Capable of making screenshots, recording keystrokes, capturing audio, and rifling through Office documents and removable storage devices, Mokes (aka Ekoms) can be also made to execute arbitrary commands on the system.
Mokes’ existence doesn’t come wholly as a surprise, as it has been preceded earlier this year by a Linux and a Windows version, and it’s written in C++ using Qt, a cross-platform application framework.
The Mac version of the backdoor is the most capable of the three.
Aside from the aforementioned capabilities, it copies itself in various folders associated with widely-used software such as Skype, Chrome, Firefox, and so on, and uses a plist-file to achieve persistence on the system.
The backdoor’s communication with its C&C server is encrypted by using the AES-256-CBC algorithm.

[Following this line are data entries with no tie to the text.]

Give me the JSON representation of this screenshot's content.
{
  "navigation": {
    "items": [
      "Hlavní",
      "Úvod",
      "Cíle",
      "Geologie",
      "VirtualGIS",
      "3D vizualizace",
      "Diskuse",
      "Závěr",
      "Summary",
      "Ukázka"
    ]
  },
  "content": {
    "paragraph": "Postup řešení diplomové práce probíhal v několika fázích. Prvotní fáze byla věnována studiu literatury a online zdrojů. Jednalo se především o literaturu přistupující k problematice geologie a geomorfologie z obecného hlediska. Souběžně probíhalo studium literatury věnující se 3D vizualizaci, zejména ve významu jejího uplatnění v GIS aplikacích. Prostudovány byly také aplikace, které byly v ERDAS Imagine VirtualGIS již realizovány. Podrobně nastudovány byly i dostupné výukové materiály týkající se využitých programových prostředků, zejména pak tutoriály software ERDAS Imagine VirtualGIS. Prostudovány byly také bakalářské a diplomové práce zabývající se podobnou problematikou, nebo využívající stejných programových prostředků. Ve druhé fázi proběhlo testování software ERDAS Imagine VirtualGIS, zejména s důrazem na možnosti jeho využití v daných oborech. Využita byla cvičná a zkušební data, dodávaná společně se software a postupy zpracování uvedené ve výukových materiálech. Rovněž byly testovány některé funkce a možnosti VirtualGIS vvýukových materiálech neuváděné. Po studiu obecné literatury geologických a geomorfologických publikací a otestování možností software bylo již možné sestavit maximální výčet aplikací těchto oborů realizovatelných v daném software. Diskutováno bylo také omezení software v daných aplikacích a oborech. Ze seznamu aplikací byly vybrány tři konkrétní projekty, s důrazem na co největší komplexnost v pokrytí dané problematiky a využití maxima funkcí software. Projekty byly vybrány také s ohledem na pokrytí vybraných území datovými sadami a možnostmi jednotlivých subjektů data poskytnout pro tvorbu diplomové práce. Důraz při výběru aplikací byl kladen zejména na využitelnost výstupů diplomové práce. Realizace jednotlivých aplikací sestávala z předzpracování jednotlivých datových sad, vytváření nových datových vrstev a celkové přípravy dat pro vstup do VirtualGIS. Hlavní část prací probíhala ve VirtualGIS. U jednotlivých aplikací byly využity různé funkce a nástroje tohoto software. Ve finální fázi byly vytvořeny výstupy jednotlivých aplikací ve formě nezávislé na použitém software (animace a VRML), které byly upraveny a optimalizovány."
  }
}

But in case the C&C server is not available, it will temporarily store the collected data on the compromised system.
“The attacker controlling the C&C server is also able to define own file filters to enhance the monitoring of the file system as well as executing arbitrary commands on the system,” says Kaspersky Lab researcher Stefan Ortloff.
Unfortunately, there is still no word on how the malware is delivered or pushed onto users, but if you want to check whether you might have been infected, Kaspersky has detailed indicators of compromise you can look for.
Mac backdoors have become quite popular lately. Bitdefender researchers discovered the Eleanor backdoor in early July, and a few days later ESET researchers have revealed the existence of Keydnap, a spying, keychain-stealing, malware-downloading backdoor.